What is diabetes?

For our bodies to work properly we need to maintain healthy levels of glucose in the blood.  Glucose is the main source of energy for our bodies and is carried around the body in the blood stream.  Insulin is a hormone that is produced in the pancreas, and is needed for glucose to enter the cells and be converted to energy.

In people with diabetes, the pancreas doesn’t make any insulin, or enough insulin to work effectively.

Glucose comes from the carbohydrate foods we eat. Carbohydrate foods include bread, pasta, rice, cereals, fruits, starchy vegetables, milk and yoghurt. The body breaks carbohydrates down into glucose which then enters the blood stream. For glucose to enter all the cells in the body and be used for energy, insulin must be available.

For people with diabetes, the glucose stays in the blood instead of being turned into energy. This is why blood glucose levels are higher in people with diabetes. High blood glucose can cause short and long term damage to the body.  Complications can impact many areas of the body including heart, brain, kidneys, eyes and feet.

1 person is diagnosed with diabetes every 5 minutes

1 in four Australian adults has either
diabetes or impaired glucose tolerance

There are two main types of diabetes namely type 1 and type 2

Type 1 diabetes occurs when the pancreas no longer produces the insulin needed, and requires lifelong daily insulin injections or use of an insulin pump, and regular blood glucose level tests.  Type 1 diabetes is one of the most common chronic childhood diseases in developed nations and represents 10% – 15% of all cases of diabetes. Diagnosis of Type 1 diabetes usually occurs in childhood or young adulthood, although it can occur at any age.

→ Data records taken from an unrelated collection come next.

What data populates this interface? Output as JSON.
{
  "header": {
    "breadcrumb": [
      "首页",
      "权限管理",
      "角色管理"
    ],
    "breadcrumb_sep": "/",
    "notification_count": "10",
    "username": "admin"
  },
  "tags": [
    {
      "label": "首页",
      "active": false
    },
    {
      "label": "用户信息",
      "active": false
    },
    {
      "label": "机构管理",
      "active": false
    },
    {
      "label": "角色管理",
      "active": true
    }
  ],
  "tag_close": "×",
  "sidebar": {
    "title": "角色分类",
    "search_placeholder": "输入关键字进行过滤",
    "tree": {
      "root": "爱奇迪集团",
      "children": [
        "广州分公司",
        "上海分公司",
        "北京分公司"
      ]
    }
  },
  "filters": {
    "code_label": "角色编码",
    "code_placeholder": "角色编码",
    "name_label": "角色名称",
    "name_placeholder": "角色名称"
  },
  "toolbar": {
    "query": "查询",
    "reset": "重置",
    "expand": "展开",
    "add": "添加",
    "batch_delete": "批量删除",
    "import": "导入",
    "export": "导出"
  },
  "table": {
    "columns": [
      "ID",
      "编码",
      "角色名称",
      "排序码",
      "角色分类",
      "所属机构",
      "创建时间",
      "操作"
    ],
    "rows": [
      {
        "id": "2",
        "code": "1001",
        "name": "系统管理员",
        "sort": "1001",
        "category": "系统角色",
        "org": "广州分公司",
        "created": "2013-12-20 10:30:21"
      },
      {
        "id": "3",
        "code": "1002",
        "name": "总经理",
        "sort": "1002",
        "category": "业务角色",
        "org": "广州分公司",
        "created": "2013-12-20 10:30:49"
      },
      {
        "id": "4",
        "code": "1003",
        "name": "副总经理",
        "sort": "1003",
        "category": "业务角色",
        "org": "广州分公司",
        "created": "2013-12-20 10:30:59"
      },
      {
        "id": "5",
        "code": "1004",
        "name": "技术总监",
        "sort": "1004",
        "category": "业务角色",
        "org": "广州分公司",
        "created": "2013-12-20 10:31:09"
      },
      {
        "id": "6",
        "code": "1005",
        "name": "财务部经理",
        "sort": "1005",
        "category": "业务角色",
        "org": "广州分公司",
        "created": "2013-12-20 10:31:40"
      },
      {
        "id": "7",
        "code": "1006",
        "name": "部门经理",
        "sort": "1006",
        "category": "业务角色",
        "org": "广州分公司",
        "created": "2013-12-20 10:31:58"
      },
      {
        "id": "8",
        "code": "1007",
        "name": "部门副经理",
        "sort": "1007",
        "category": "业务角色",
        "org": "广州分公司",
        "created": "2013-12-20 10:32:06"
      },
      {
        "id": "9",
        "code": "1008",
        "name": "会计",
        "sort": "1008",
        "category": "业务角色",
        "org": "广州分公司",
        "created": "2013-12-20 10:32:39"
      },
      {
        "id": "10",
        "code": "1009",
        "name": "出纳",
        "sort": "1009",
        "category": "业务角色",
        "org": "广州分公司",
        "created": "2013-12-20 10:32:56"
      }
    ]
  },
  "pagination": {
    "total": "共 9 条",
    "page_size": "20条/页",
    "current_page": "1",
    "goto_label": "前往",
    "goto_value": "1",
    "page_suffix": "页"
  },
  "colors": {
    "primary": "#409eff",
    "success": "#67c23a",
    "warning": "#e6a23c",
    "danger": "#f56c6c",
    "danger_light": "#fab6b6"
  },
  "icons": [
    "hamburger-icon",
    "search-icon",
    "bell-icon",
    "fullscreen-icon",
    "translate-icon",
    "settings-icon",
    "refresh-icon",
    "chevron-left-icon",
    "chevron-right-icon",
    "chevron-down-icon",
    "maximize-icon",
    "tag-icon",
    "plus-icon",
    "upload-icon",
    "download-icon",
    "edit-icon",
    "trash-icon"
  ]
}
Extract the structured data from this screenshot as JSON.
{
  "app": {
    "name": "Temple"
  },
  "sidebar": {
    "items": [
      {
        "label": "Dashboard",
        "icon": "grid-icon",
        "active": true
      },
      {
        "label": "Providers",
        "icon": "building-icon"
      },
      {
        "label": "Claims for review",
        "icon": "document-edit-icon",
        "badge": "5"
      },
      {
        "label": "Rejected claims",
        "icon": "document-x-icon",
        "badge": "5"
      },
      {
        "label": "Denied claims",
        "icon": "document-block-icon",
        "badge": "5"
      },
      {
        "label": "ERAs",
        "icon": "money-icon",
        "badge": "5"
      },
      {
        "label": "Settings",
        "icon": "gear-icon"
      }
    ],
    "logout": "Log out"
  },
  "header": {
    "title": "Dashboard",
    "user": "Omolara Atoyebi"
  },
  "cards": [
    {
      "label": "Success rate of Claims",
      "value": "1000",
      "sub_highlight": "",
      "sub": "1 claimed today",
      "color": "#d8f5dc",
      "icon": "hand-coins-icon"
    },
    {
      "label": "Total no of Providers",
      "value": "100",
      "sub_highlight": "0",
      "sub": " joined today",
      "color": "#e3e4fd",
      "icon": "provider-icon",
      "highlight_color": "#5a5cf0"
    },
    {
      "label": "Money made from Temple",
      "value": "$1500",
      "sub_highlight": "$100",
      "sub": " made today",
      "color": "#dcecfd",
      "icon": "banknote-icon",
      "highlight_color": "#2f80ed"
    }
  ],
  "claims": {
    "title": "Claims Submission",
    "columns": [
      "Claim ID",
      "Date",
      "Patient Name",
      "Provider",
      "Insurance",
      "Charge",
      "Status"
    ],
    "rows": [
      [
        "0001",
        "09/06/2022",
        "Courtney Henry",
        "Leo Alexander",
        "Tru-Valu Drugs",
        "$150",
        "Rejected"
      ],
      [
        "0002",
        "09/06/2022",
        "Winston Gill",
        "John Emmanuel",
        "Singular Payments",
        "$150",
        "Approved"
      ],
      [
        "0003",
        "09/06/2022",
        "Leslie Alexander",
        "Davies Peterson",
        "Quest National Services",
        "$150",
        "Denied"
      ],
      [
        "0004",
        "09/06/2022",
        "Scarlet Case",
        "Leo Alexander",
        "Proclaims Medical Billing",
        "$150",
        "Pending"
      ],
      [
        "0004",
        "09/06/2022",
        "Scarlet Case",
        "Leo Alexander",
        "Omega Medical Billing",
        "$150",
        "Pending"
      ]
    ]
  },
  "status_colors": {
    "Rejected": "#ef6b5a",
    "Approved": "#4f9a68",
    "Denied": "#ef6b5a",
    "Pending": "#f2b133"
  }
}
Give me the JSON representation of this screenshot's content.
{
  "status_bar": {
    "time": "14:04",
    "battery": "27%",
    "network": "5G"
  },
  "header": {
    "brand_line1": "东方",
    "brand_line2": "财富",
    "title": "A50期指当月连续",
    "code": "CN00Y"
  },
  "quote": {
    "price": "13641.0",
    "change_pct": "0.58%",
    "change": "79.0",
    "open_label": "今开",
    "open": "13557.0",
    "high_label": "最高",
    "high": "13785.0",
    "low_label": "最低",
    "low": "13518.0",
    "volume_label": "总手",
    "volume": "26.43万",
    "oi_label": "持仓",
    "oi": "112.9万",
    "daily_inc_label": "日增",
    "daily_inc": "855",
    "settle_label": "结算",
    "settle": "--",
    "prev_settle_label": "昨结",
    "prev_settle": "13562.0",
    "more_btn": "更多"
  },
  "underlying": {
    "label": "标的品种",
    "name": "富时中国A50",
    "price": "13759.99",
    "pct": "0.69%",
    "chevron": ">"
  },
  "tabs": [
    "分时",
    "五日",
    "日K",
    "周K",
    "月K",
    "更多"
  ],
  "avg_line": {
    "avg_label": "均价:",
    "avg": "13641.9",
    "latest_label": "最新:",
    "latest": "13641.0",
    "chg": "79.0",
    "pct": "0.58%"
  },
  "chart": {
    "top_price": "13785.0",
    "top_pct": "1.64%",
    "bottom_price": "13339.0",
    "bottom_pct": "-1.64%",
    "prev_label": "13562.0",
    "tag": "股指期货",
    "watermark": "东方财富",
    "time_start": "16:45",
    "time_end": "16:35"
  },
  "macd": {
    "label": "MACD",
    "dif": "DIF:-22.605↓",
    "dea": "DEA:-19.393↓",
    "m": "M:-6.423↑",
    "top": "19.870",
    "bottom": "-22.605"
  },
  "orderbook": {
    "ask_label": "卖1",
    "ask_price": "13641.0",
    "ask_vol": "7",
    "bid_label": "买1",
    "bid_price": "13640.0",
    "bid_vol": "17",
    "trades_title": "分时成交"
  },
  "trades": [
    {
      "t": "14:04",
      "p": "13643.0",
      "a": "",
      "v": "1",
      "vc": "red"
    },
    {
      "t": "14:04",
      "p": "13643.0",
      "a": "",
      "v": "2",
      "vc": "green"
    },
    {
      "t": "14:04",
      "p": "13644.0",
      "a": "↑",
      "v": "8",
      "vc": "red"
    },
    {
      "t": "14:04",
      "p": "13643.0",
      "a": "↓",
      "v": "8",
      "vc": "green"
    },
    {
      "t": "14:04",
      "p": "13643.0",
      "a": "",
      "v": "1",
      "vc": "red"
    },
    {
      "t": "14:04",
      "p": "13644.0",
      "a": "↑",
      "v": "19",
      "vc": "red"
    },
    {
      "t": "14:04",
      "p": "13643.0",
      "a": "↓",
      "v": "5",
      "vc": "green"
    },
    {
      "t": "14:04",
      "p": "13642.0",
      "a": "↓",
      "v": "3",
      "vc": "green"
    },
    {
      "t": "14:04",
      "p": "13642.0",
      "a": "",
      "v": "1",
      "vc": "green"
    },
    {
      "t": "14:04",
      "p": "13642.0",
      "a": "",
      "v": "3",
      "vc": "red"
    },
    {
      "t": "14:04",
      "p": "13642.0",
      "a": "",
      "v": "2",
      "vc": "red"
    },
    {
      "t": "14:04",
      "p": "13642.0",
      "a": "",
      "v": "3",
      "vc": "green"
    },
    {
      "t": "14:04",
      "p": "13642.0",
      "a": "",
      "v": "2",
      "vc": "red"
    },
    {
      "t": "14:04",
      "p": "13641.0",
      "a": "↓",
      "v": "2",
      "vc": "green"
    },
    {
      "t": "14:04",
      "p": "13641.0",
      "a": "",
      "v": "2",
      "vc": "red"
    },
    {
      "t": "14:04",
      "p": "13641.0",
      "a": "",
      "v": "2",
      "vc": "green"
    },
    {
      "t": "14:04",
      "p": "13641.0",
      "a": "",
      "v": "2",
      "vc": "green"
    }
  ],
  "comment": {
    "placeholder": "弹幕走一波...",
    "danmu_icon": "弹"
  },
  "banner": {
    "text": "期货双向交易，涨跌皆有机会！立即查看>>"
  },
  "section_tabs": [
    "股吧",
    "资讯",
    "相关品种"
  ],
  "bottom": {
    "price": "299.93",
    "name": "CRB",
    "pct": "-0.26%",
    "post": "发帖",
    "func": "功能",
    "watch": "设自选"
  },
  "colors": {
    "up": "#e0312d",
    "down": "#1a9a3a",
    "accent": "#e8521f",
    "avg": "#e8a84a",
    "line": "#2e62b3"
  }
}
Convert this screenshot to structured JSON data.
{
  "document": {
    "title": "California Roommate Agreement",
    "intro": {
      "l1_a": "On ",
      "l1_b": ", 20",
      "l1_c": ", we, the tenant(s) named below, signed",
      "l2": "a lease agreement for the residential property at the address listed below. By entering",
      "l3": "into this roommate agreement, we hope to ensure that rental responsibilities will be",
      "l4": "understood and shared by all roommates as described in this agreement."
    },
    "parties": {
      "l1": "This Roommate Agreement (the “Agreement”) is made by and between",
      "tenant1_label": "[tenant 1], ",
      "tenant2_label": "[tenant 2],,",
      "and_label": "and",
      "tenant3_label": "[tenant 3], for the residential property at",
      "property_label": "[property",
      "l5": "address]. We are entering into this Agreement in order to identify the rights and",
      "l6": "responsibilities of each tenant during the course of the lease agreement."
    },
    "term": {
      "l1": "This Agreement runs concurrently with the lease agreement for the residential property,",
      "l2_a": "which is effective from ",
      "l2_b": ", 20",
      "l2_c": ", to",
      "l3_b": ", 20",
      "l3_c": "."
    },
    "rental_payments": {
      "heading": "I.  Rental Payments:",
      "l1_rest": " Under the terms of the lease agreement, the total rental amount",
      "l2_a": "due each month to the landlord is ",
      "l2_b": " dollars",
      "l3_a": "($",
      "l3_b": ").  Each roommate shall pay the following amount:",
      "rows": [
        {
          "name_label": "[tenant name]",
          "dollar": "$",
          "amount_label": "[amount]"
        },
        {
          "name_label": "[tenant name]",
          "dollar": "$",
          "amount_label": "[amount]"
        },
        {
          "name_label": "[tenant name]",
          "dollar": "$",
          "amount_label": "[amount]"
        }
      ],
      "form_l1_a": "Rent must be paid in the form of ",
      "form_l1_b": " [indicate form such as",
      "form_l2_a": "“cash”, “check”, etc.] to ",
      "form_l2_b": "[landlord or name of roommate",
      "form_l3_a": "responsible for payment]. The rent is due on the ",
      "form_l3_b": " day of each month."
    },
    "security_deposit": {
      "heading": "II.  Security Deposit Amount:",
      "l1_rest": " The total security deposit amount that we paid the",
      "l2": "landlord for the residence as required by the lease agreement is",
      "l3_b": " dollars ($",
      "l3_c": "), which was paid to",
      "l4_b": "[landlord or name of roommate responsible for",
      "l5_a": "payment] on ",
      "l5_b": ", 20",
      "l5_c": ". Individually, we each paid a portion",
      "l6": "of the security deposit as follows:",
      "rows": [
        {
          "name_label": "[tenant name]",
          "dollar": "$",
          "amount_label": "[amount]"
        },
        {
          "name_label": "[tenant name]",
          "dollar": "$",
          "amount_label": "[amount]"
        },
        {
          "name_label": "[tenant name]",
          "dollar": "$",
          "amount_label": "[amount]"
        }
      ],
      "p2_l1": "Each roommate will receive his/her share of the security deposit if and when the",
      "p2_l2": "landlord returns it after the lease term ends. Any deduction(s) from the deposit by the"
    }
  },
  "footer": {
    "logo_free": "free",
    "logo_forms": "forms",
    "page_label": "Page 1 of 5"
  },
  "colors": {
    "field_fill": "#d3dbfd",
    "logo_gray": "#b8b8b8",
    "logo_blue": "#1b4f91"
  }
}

Type 2 diabetes occurs when the pancreas is not producing enough insulin and the insulin is not working effectively. Type 2 represents 85 – 90% of all cases of diabetes and is managed by regular physical activity and healthy eating. Over time treatment may progress from lifestyle changes to requiring blood glucose-lowering tablets and/or insulin injections.



Pre-diabetes is a condition when blood glucose levels are higher than normal but not yet high enough for a diagnosis of type 2 diabetes. Left untreated it may develop into type 2 diabetes within five to ten years.

Gestational diabetes is a form of diabetes that can occur in pregnancy and mostly disappears after the birth. It is usually found by having a blood test between 24 and 28 weeks of pregnancy and managed with lifestyle and medications, such as blood-glucose-lowering tablets or insulin. There is an increased risk of developing type 2 diabetes later in life, with a 30-50%
chance of developing it within 15 years after pregnancy.